Suara pintu yang dibuka kasar mengalihkan perhatian kedua pria itu. Mereka melihat Radev yang membungkuk di depan pintu dengan nafas yang terengah-engah. Raut wajah panik terlihat jelas saat pemuda itu menatap mereka.

"Ada apa Radev? Mengapa kau terlihat khawatir?" tanya Pandya sembari mendekati Radev.

"I-ini guru," ujar Radev sembari menyerahkan selebaran yang ada di tangannya.

Pandya terkejut melihat selebaran itu. Selebaran yang menggambarkan wajah muridnya dan seorang gadis bertopeng yang telah dicap sebagai buronan kerajaan.

"Bukankah ini Eila, putrimu?" tanya Pandya ragu-ragu. Pria itu lantas memperlihatkan selebaran itu.

Jaladhin berlari mendekati Pandya. Jantungnya berdetak kencang mendengar ucapan sahabatnya itu. Ditariknya pelan selebaran itu.

"Eila . . . ."

"Kau tahu dimana dia sekarang?" tanya Jaladhin. Mata pria itu berbinar-binar. Hati kecilnya berharap pemuda di hadapannya itu tahu keberadaan putrinya saat ini.

"Dari informasi yang saya dapatkan, mereka terlihat di Desa Amreta," ujar Radev yakin.

"Aku harus segera ke sana!" ucap Jaladhin tergesa-gesa. Ia meletakkan nampannya dan mengambil senjata yang ia letakkan di meja.

"Tenangkan dirimu dulu!

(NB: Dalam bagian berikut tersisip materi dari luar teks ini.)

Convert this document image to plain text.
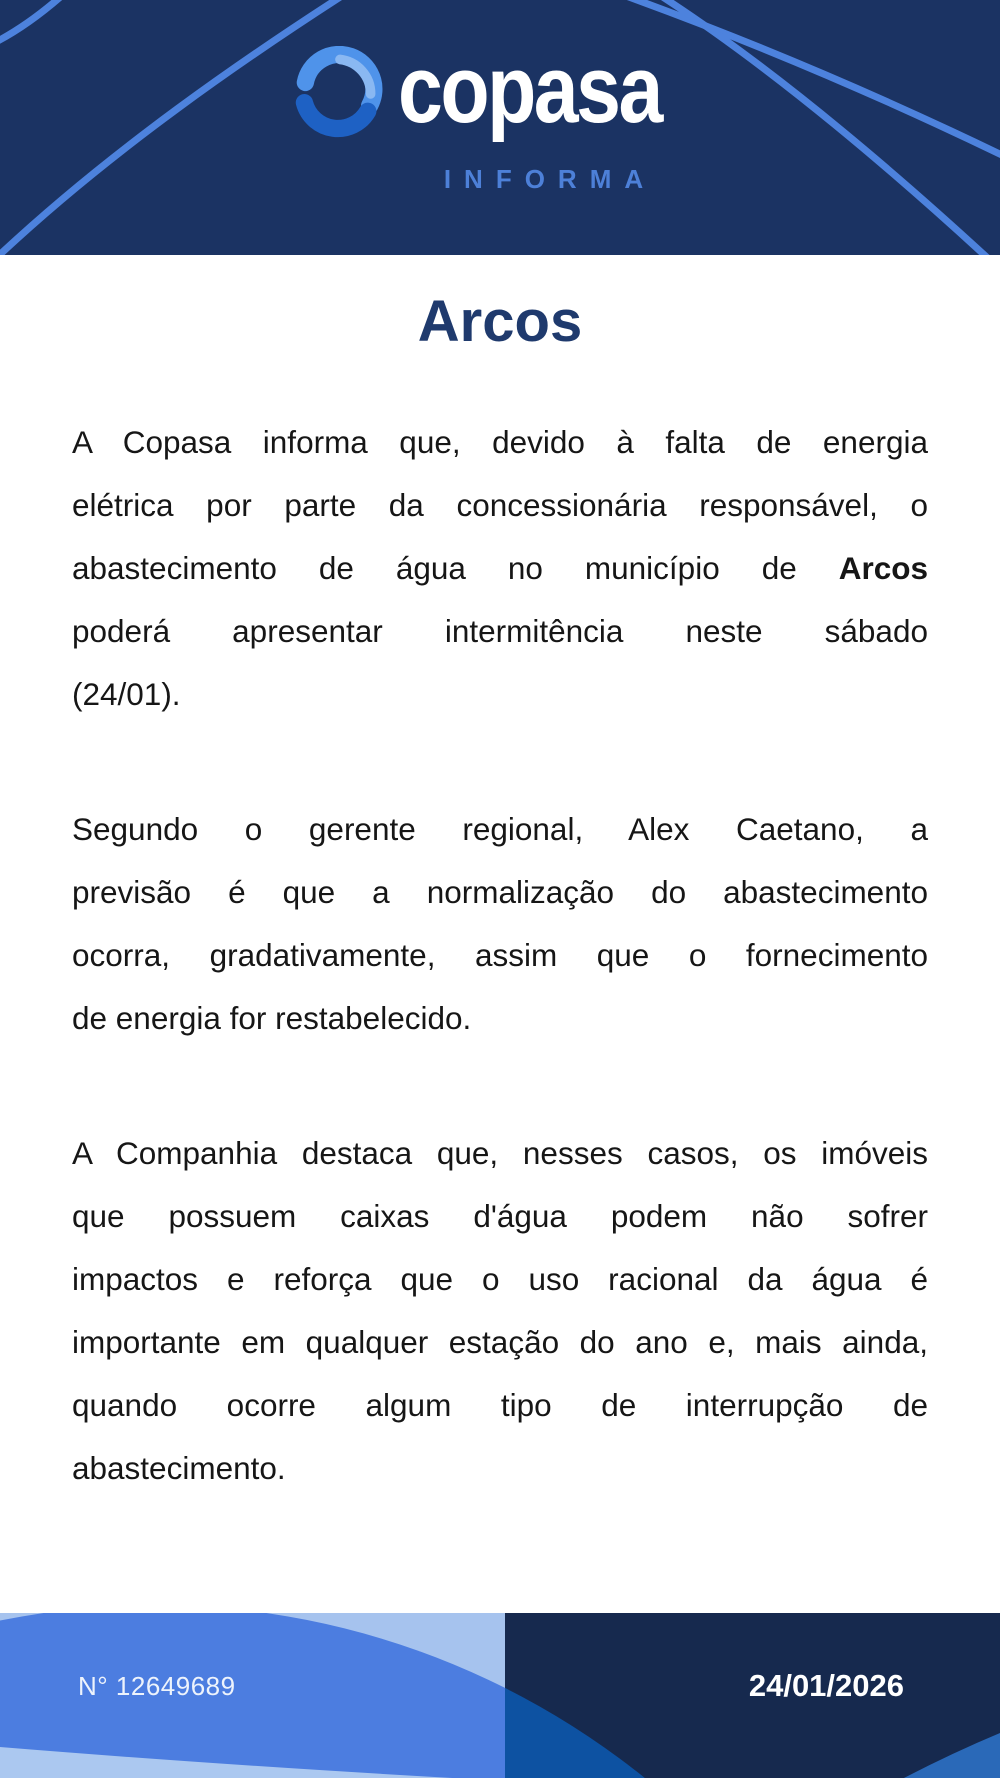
copasa
INFORMA
Arcos
A Copasa informa que, devido à falta de energia
elétrica por parte da concessionária responsável, o
abastecimento de água no município de Arcos
poderá apresentar intermitência neste sábado
(24/01).
Segundo o gerente regional, Alex Caetano, a
previsão é que a normalização do abastecimento
ocorra, gradativamente, assim que o fornecimento
de energia for restabelecido.
A Companhia destaca que, nesses casos, os imóveis
que possuem caixas d'água podem não sofrer
impactos e reforça que o uso racional da água é
importante em qualquer estação do ano e, mais ainda,
quando ocorre algum tipo de interrupção de
abastecimento.
N° 12649689	24/01/2026
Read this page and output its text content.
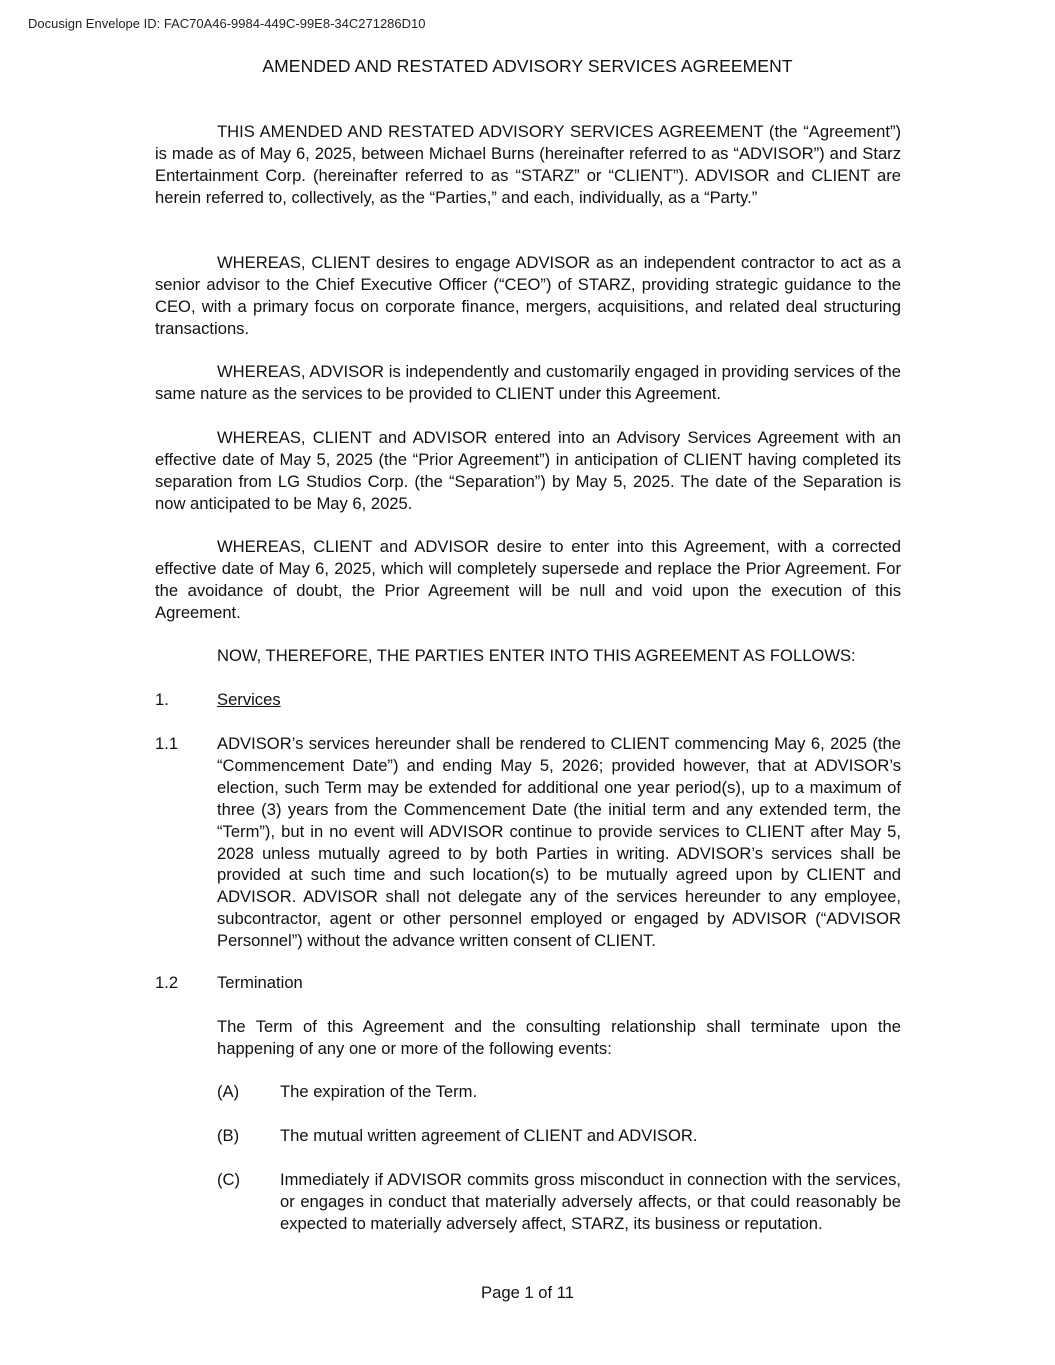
Docusign Envelope ID: FAC70A46-9984-449C-99E8-34C271286D10
AMENDED AND RESTATED ADVISORY SERVICES AGREEMENT

THIS AMENDED AND RESTATED ADVISORY SERVICES AGREEMENT (the “Agreement”) is made as of May 6, 2025, between Michael Burns (hereinafter referred to as “ADVISOR”) and Starz Entertainment Corp. (hereinafter referred to as “STARZ” or “CLIENT”). ADVISOR and CLIENT are herein referred to, collectively, as the “Parties,” and each, individually, as a “Party.”

WHEREAS, CLIENT desires to engage ADVISOR as an independent contractor to act as a senior advisor to the Chief Executive Officer (“CEO”) of STARZ, providing strategic guidance to the CEO, with a primary focus on corporate finance, mergers, acquisitions, and related deal structuring transactions.

WHEREAS, ADVISOR is independently and customarily engaged in providing services of the same nature as the services to be provided to CLIENT under this Agreement.

WHEREAS, CLIENT and ADVISOR entered into an Advisory Services Agreement with an effective date of May 5, 2025 (the “Prior Agreement”) in anticipation of CLIENT having completed its separation from LG Studios Corp. (the “Separation”) by May 5, 2025. The date of the Separation is now anticipated to be May 6, 2025.

WHEREAS, CLIENT and ADVISOR desire to enter into this Agreement, with a corrected effective date of May 6, 2025, which will completely supersede and replace the Prior Agreement. For the avoidance of doubt, the Prior Agreement will be null and void upon the execution of this Agreement.

NOW, THEREFORE, THE PARTIES ENTER INTO THIS AGREEMENT AS FOLLOWS:

1.	Services
1.1 ADVISOR’s services hereunder shall be rendered to CLIENT commencing May 6, 2025 (the “Commencement Date”) and ending May 5, 2026; provided however, that at ADVISOR’s election, such Term may be extended for additional one year period(s), up to a maximum of three (3) years from the Commencement Date (the initial term and any extended term, the “Term”), but in no event will ADVISOR continue to provide services to CLIENT after May 5, 2028 unless mutually agreed to by both Parties in writing. ADVISOR’s services shall be provided at such time and such location(s) to be mutually agreed upon by CLIENT and ADVISOR. ADVISOR shall not delegate any of the services hereunder to any employee, subcontractor, agent or other personnel employed or engaged by ADVISOR (“ADVISOR Personnel”) without the advance written consent of CLIENT.

1.2 Termination

The Term of this Agreement and the consulting relationship shall terminate upon the happening of any one or more of the following events:

(A) The expiration of the Term.

(B) The mutual written agreement of CLIENT and ADVISOR.

(C) Immediately if ADVISOR commits gross misconduct in connection with the services, or engages in conduct that materially adversely affects, or that could reasonably be expected to materially adversely affect, STARZ, its business or reputation.

Page 1 of 11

Putrimu bersama dengan Varen dan aku yakin dia akan melindunginya, meskipun dia tidak mengetahui siapa gadis itu sebenarnya," ucap Pandya menahan pundak Jaladhin.

Setelah sang sahabat merasa tenang, Pandya kini membalikkan tubuhnya menatap sang murid dari kejauhan. "Kita harus ke sana sebelum warga menangkap mereka! Radev, jemput Aksa dan si kembar. Aku dan Jaladhin akan menunggu di pintu keluar pemukiman!" perintah Pandya dan mendapatkan anggukan dari Radev.

"Tunggu!!" teriak Jaladhin saat tahu Radev melangkah pergi.

"Untuk saat ini jangan memberitahukan apa pun pada Panditya," tambah Jaladhin yang hanya mendapat anggukan dari Radev.

Dengan cepat mereka berkemas membawa beberapa makanan dan senjata. Mereka juga meninggalkan pondok kayu itu dengan menunggangi dua ekor kuda. Disisi lain Radev telah tiba di tempat pandai besi, tempat Aksa bekerja. Ia mendekati seorang pemuda yang sedang memanaskan besi pada sebuah tungku.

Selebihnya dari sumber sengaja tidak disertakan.